While everyone has been waiting for the devil to claim responsibility for the mayhem, Nigerians already blamed jealousy (who couldn’t be reached for comment at the time of going to press).

Kenyans have been extremely vocal in their judgment of the violence in South Africa even though we cannot relate to what is happening there.

When it comes to dealing with people whose noses don’t look like ours, we are extremely charitable.

On the many occasions we have found foreign nationals roasting maize and peddling religious literature on the streets, Kenyans have demonstrated brotherly love by taking selfies with these hardworking foreigners and posting them online for Instagram likes.

CHARITABLE

Even the Nepalese strippers who were found pole-dancing in a Nairobi club were deported not because they took our non-existent jobs, but because we had rescued them from being victims of transnational human traffickers.

And we haven’t even asked to be thanked for it.

Kenya’s love for foreigners is so strong that our world-renowned man-eating lions let the Chinese pass a railway line through the Nairobi National Park without a roar, because the last time someone kidnapped a foreigner on Kenyan soil the Department of Defence unleashed stealth bombers to fumigate mosquito hideouts in Somalia – and our wild animals are wise enough not to be enemies of the state when they can avoid it.

If the Kenyan government protects foreigners like their life depends on it, it is because their life depends on it.

Had it not been for foreign nationals, our tourism industry would be travelling on its knees, Safaricom wouldn’t have been the most profitable company in the region, and Malindi residents would have met Italians only on television.

OPPORTUNITIES

Without the influence of foreigners, we wouldn’t be driving German cars, eating Pakistani rice, speaking English language, tailoring Ghanaian Kente, and dancing to Naija music.

Kenyans have been socialised to embrace foreign material regardless of the hazards that come with it.

We love foreigners so much that our MCAs would rather fly abroad to learn how to use an iPad than take the course at their nearest village polytechnic at a spartan cost.

If Kenya were to chase foreigners and their products out of our market, we would be left watching grainy pictures of Gor Mahia and AFC Leopards playing in the five world-class stadiums still on the Jubilee portal, and betting companies would have to start including the weather forecast in their bet slips to remain in business.
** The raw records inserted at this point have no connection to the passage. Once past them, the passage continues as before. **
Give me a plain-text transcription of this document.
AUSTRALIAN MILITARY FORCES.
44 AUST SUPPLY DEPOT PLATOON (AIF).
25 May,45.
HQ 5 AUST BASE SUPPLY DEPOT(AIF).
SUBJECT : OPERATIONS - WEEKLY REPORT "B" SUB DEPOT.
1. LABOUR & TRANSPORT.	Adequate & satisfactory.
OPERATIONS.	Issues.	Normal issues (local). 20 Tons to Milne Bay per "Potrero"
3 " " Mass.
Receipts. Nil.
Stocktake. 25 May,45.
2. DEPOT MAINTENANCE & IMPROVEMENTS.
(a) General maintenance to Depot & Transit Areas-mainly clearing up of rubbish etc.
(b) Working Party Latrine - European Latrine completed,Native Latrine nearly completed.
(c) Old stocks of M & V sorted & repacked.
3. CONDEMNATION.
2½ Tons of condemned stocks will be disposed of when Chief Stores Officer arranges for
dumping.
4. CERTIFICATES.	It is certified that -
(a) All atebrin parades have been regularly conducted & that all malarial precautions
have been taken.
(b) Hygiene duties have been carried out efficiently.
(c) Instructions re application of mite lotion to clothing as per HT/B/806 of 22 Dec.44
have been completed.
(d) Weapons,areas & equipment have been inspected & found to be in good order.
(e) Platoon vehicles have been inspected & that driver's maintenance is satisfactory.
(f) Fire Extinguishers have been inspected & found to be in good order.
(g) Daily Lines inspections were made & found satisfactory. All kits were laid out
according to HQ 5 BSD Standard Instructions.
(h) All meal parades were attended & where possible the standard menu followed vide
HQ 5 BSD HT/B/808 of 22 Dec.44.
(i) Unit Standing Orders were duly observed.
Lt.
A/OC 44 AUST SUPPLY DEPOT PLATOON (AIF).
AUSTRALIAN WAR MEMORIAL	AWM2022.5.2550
While South Africa cannot compete with us in bear-hugging foreigners, little can be said of our affinity for attacking our own.

TRIBALISM

Kenya might be 84 per cent Christian, but when it comes to choosing between a foreign god we have never seen and a tribal one who gives us handouts, we would not only kill for our tribal god but also burn the holy book if it comes between us and worldly comfort.

We are so polarised along tribal lines that if Jesus was to choose Kenya as his first stop for his second coming, he would be accused of belonging to a religious dynasty and crucified for supporting the handshake by telling us to love our enemies.

It was just the other day when village ruffians singing circumcision songs converted a church into a genocidal stove because members of a different tongue were seeking refuge in it.

They didn’t even bother to seek permission from God before defiling his house.

When we are not burning fellow Kenyans for tribal dominance, we are vandalising businesses whose owners bite their tongues differently.

ACT RIGHT

Some looters even went as far as negotiating with a windowpane when it refused to crack under a barrage of stones.

Given a chance, Kenyans would kill Kenya just to prove loyalty to their ethnic warlord. Just ask the Mau Forest, who heard someone say in a political rally that rain doesn't come from trees.

Kenyans are lecturing South Africans on xenophobia because we know how it feels to be the marking scheme of ethnic hatred.

And it isn’t a good place to be in. Neither would it be for them.